2017-05-18 21:19:18 | 日記
好天気の下、自転車で山里の外れの坂道を上っていると、
車を停めて山菜採りをしている人が「危ないぞ、コドモが居るぞ」と言う。
山の人は小熊でも大人の熊でも、コドモと呼び習わしているようである。
慶事は言葉に出しても中々実現しないが、
凶事は言葉に出すと何と無く実現してしまいそうな心持がするものである。
それで彼等も、恐ろしい熊を可愛いコドモと言っているのであろう。
厚意的忠告か、私の目的も山菜採りと解釈した上で、
排除しようとの悪意に基づく厭がらせか、ちょっと図り兼ねる口振りである。
斯様にはっきりしない場合、私は厚意と取って置く事にしているので、
今日も「ま、山だから熊は居るさ」とだけ言って通り過ぎた。
鶯の唄を聴き乍ら更に上り、景色の佳い所で、昼食を摂ろうと腰を下ろした。
鶯はここでも囀り、山藤が咲き誇っている。
熊も居れば藤も咲き、猪が居れば鶯も啼く、山菜も採れればトリカブトもあり、
松茸があればツキヨタケも在るのがヤマと言うものである。
第一ヤマばかりが危ない訳ではない。熊にしても、寧ろ町に出てこそ大騒ぎになり危険も大きい。

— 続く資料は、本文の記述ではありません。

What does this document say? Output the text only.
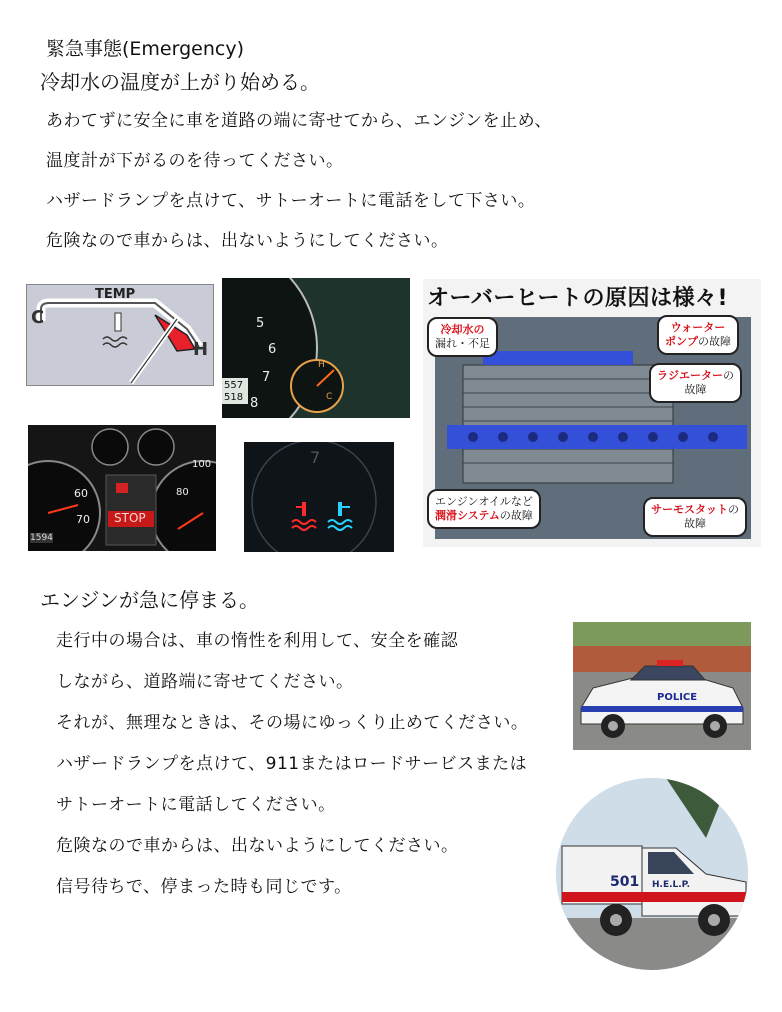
緊急事態(Emergency)
冷却水の温度が上がり始める。
あわてずに安全に車を道路の端に寄せてから、エンジンを止め、
温度計が下がるのを待ってください。
ハザードランプを点けて、サトーオートに電話をして下さい。
危険なので車からは、出ないようにしてください。
TEMP
C
H
5
6
7
8
557
518
H
C
STOP
1594
60
70
100
80
7
オーバーヒートの原因は様々!
冷却水の
漏れ・不足
ウォーター
ポンプの故障
ラジエーターの
故障
エンジンオイルなど
潤滑システムの故障	サーモスタットの
故障
エンジンが急に停まる。
走行中の場合は、車の惰性を利用して、安全を確認
しながら、道路端に寄せてください。
それが、無理なときは、その場にゆっくり止めてください。
ハザードランプを点けて、911またはロードサービスまたは
サトーオートに電話してください。
危険なので車からは、出ないようにしてください。
信号待ちで、停まった時も同じです。
POLICE
501 H.E.L.P.
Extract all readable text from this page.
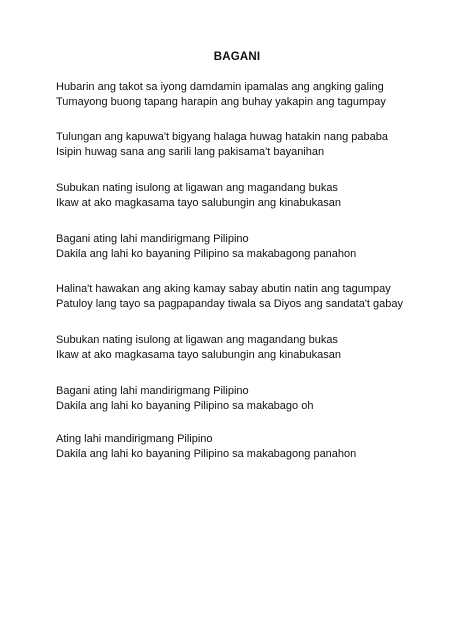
BAGANI
Hubarin ang takot sa iyong damdamin ipamalas ang angking galing
Tumayong buong tapang harapin ang buhay yakapin ang tagumpay
Tulungan ang kapuwa't bigyang halaga huwag hatakin nang pababa
Isipin huwag sana ang sarili lang pakisama't bayanihan
Subukan nating isulong at ligawan ang magandang bukas
Ikaw at ako magkasama tayo salubungin ang kinabukasan
Bagani ating lahi mandirigmang Pilipino
Dakila ang lahi ko bayaning Pilipino sa makabagong panahon
Halina't hawakan ang aking kamay sabay abutin natin ang tagumpay
Patuloy lang tayo sa pagpapanday tiwala sa Diyos ang sandata't gabay
Subukan nating isulong at ligawan ang magandang bukas
Ikaw at ako magkasama tayo salubungin ang kinabukasan
Bagani ating lahi mandirigmang Pilipino
Dakila ang lahi ko bayaning Pilipino sa makabago oh
Ating lahi mandirigmang Pilipino
Dakila ang lahi ko bayaning Pilipino sa makabagong panahon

平地を歩いていても、後ろから車に撥ねられる事がある。地震はどこで起きても不思議が無い。
ミサイルはいつ飛んで来るか知れたものではない。
又、大きな隕石にでも衝突されたら一溜りも無い。
要するに生きている限りは、防ぎようも無い危険と隣りあわせて暮らすしか手は無い。
くよくよ心配し過ぎても甲斐が無い上に不幸である。
熊への備え同様に、出来るだけの事をしたら後は、何の根拠も無くとも、
対岸の火事と決め付けてしまってなるべく暢気に過ごすように努めた方が仕合わせというものであろう。